Desde 2000, o Grande ABC apresenta 39 pontos críticos de enchentes, decorrentes das chuvas de verão. O km 13 da Via Anchieta aparece 21 vezes e a Avenida dos Estados, no trecho de Santo André, em 13 oportunidades no levantamento feito pelo Diário em reportagens dos últimos 16 anos sobre os alagamentos na região. Cada um desses locais pode abranger várias ruas, o que amplia a problemática das cheias e agrava a situação, ignorada pelo poder público há décadas. Enquanto isso, as inundações continuam, geram transtornos e prejuízos à população, cujas casas e carros ficam submersos, e, pior, causam mortes.

Esse período, de pouco mais de uma década e meia, é justamente o tempo em que o Consórcio Intermunicipal debate o tema com mais intensidade. E nada de prático fora executado conjuntamente entre os gestores. Na última reunião da entidade regional, na segunda-feira, os sete prefeitos apresentaram cronograma de trabalho do Plano Regional de Macro e Microdrenagem. A empresa KF2 Engenharia e Consultoria foi contratada em agosto, por R$ 1,2 milhão, para concluir em março estudo com os pontos críticos de alagamentos da região e sugestões para anular ou minimizar o acúmulo de água da chuva nesses lugares.

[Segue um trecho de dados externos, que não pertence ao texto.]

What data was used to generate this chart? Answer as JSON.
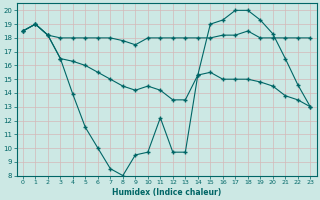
{
  "xlabel": "Humidex (Indice chaleur)",
  "bg_color": "#cce8e4",
  "grid_color": "#b8d8d4",
  "line_color": "#006666",
  "xlim": [
    -0.5,
    23.5
  ],
  "ylim": [
    8,
    20.5
  ],
  "xticks": [
    0,
    1,
    2,
    3,
    4,
    5,
    6,
    7,
    8,
    9,
    10,
    11,
    12,
    13,
    14,
    15,
    16,
    17,
    18,
    19,
    20,
    21,
    22,
    23
  ],
  "yticks": [
    8,
    9,
    10,
    11,
    12,
    13,
    14,
    15,
    16,
    17,
    18,
    19,
    20
  ],
  "series1_x": [
    0,
    1,
    2,
    3,
    4,
    5,
    6,
    7,
    8,
    9,
    10,
    11,
    12,
    13,
    14,
    15,
    16,
    17,
    18,
    19,
    20,
    21,
    22,
    23
  ],
  "series1_y": [
    18.5,
    19.0,
    18.2,
    18.0,
    18.0,
    18.0,
    18.0,
    18.0,
    17.8,
    17.5,
    18.0,
    18.0,
    18.0,
    18.0,
    18.0,
    18.0,
    18.2,
    18.2,
    18.5,
    18.0,
    18.0,
    18.0,
    18.0,
    18.0
  ],
  "series2_x": [
    0,
    1,
    2,
    3,
    4,
    5,
    6,
    7,
    8,
    9,
    10,
    11,
    12,
    13,
    14,
    15,
    16,
    17,
    18,
    19,
    20,
    21,
    22,
    23
  ],
  "series2_y": [
    18.5,
    19.0,
    18.2,
    16.5,
    16.3,
    16.0,
    15.5,
    15.0,
    14.5,
    14.2,
    14.5,
    14.2,
    13.5,
    13.5,
    15.3,
    15.5,
    15.0,
    15.0,
    15.0,
    14.8,
    14.5,
    13.8,
    13.5,
    13.0
  ],
  "series3_x": [
    0,
    1,
    2,
    3,
    4,
    5,
    6,
    7,
    8,
    9,
    10,
    11,
    12,
    13,
    14,
    15,
    16,
    17,
    18,
    19,
    20,
    21,
    22,
    23
  ],
  "series3_y": [
    18.5,
    19.0,
    18.2,
    16.5,
    13.9,
    11.5,
    10.0,
    8.5,
    8.0,
    9.5,
    9.7,
    12.2,
    9.7,
    9.7,
    15.3,
    19.0,
    19.3,
    20.0,
    20.0,
    19.3,
    18.3,
    16.5,
    14.6,
    13.0
  ]
}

A equipe do Diário debruçou-se durante três dias – terça, quarta e quinta-feira – nos arquivos do jornal para formular este ‘mapa das enchentes’. E consultou especialistas para expor as causas e recomendar prognósticos. O resultado, estampado nessas duas páginas, pode ser parte do plano milionário encomendado pelo Consórcio. Uma amostra da falta de esforço das autoridades para enfrentar as celeumas da drenagem – ou a falta dela – de maneira séria.

E mais: as prefeituras foram indagadas sobre os pontos de cheias e as ações em curso para eliminá-las. As que responderam (Santo André, São Caetano, Diadema e Mauá) dizem ter conhecimento dos locais e citam projetos em andamento (leia mais ao lado). Acrescentou-se nesta reportagem relatos de moradores cujos imóveis são atingidos por inundações, que também impactam as cidades de Ribeirão Pires e Rio Grande da Serra.

Temos, portanto, material importante e necessário, que o próprio clube de prefeitos poderia encabeçar, sem gastar tanto, em um momento de crise, queda de arrecadação e contingenciamento de orçamento.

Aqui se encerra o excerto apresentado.